Reluctantly they gave in to my demand, and we arrived at Petaling Street. 

I got down the car, and immediately felt a little unease creeping up my chest. I couldn't find tables strewn over the five-foot path that i knew so well. There was also some signs of construction going on there. 

I was wondering if the stall had to relocate further down the street to make way for the construction when i saw similar plastic tables further down. I wasted no time to check out the place, but was a little flabbergasted to find that apart from the plastic tables the place bore little resemblance to what i remembered. 
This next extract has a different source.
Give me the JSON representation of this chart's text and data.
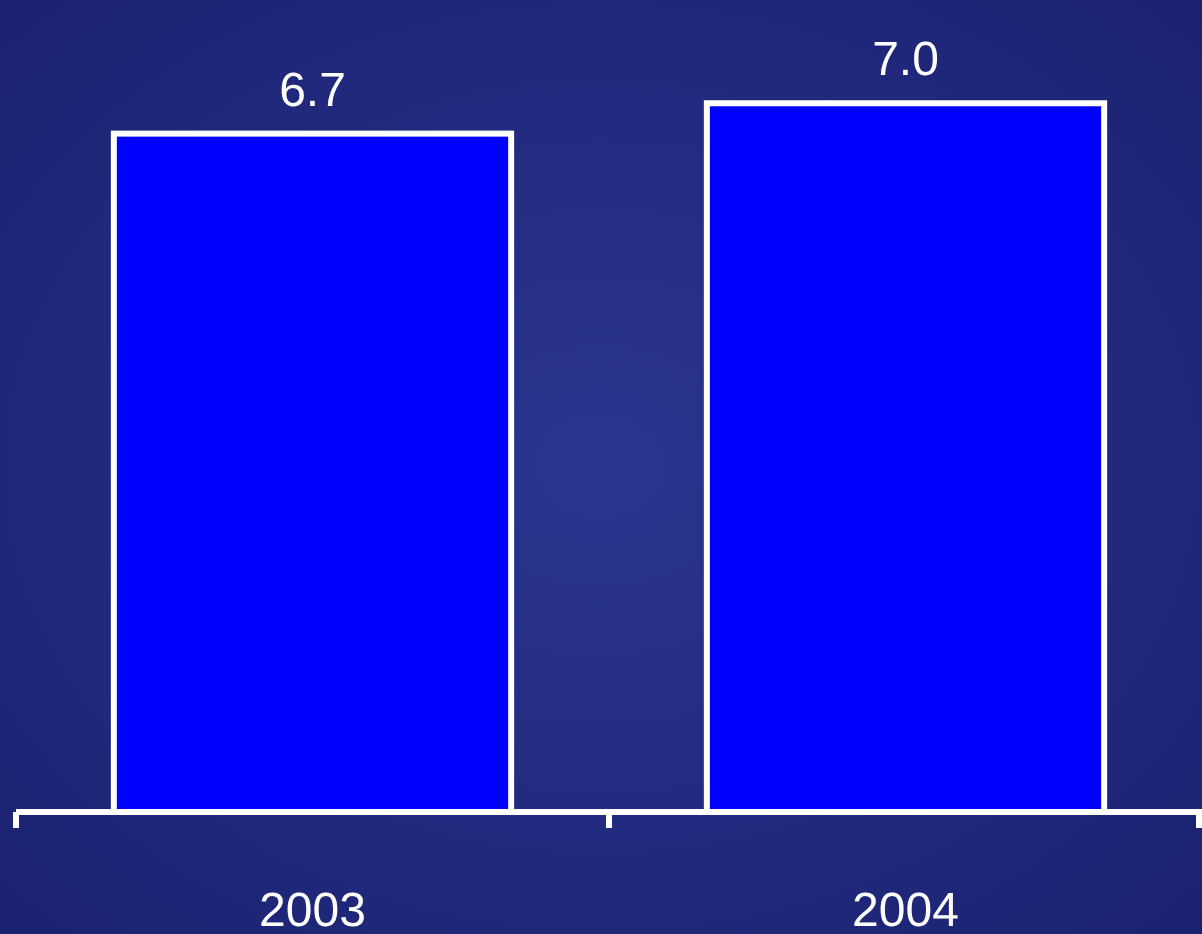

I read the signboard of the shop which read 'So and so' claypot bee tai bak, stir-fried roasted pork ... 

'Ah... Just another eatery. No yong tau fu here...' 

Before i could finish reading the signboard, a middle age waiter approached us. 

'Eh uncle where has the yong tau fu stall further down the street gone to?' I asked immediately. 

He looked at me with an expression that on hindsight reeked of being pissed off, and told me flatly that there was never a yong tau fu stall there. 

His answer had taken me so aback that i did not know how to respond. 

I know it was now the 7th lunar month, and probably lots of ghosts prowl the streets now, but i clearly remembered i ate yong tau fu there for 3 times. And the cook wasn't particularly pale, long-haired, clad in white flowing robes or hovering above ground... 

Before i could scare myself more of having dined at a supposedly non-existent yong tau fu stall, he alluded, 'we sell yong tau fu here also.'

'We sold yong tau fu FIRST, since more than 20 years ago...' He just couldn't resist saying that.

Then i knew immediately he was lying about the non-existence of the other stall. 

I got a little bit pissed that he lied so blatantly. Why the need to go so low? Can't he just tell me the other stall was closed for the day, torn down, or something. The truth isn't going to damage his business at all, is it? 

Sighs. 

Not knowing what to do, and where else to go, we sat down anyway for our supper. 

Then i looked at the signboard again, it said 'So and so' claypot bee tai bak, stir-fried roasted pork and YONG TAU FU... 

If only i had known they were rivals, i wouldn't have asked him so bluntly about his competitor's whereabout. 

The middle age guy was behaving rather aloof the entire night, while taking order, while serving, and while taking my payment. 

I just hoped he didn't spit in my yong tau fu. 

It didn't taste too bad la even if he did. Haha.